Ever since the 1950s, when car manufacturers first introduced FM radio receivers inside their vehicles, the mainstream music industry has relied heavily on cars as a significant—if arguably old-fashioned—source of revenue.
This is because terrestrial radio still dominates consumer preferences for in-car music listening, despite drastic technological change both on and off the road. While streaming services like Spotify and Apple Music accounted for 75% of the U.S. music industry’s total revenue in the first half of 2018, only 12% of drivers and passengers cite online streaming as their primary audio source in the car, according to Edison Research’s latest Infinite Dial study. In contrast, 56% of respondents cited AM/FM radio as their preferred source.
Similarly, Nielsen’s Total Audience Report revealed that radio reached 92% of U.S. adults weekly in Q1 2018—indicating greater audience penetration than any other linear or digital platform, including TV and smartphone apps.

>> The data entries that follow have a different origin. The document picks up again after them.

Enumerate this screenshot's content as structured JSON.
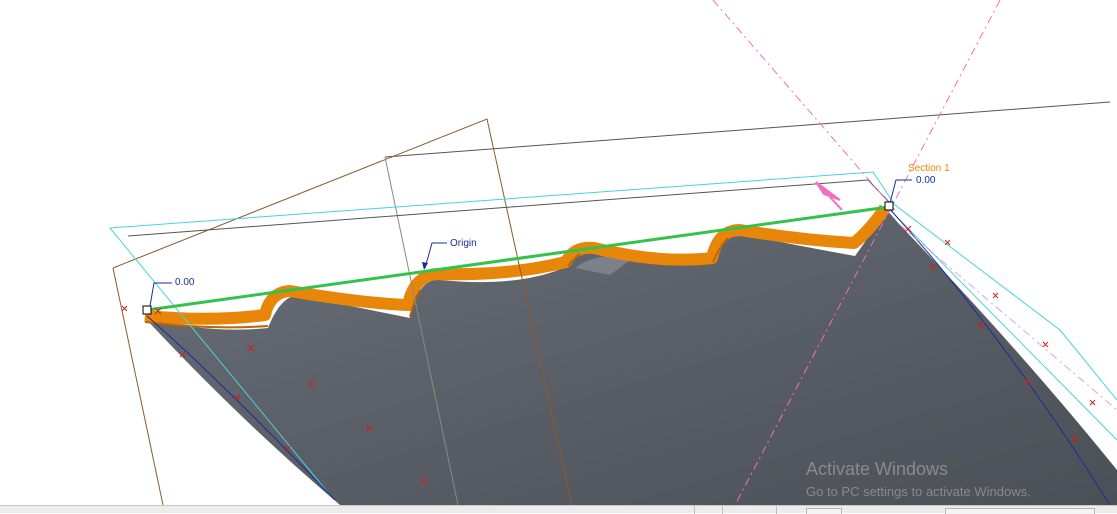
{
  "labels": {
    "origin": "Origin",
    "section": "Section 1",
    "dim_left": "0.00",
    "dim_right": "0.00"
  },
  "watermark": {
    "title": "Activate Windows",
    "subtitle": "Go to PC settings to activate Windows."
  },
  "colors": {
    "surface": "#5a5e66",
    "trim_edge": "#e8860a",
    "section_line": "#33c24a",
    "datum_plane": "#8b5a2b",
    "sketch_plane": "#45d5d8",
    "centerline": "#f06fc0",
    "dimension": "#1a2d9c",
    "section_label": "#e08a00",
    "point_marker": "#cc2222"
  }
}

As a result, major record labels still regularly delegate the majority of marketing dollars behind a typical album campaign to radio promotion, hiring pluggers to pitch singles to both local and national stations. At large, AM/FM radio stations in the U.S. still generate an estimated $13.7 billion in annual revenue—in part from tapping into a national population in which the average individual spends over 293 hours driving every single year.
But newer tech trends like ridesharing, 5G and edge computing are poised to alter transportation, and its accompanying media ecosystem, as we know it. It’s no surprise that the music industry, whose financial health is tightly tethered to mobile and on-the-go media trends, wants in.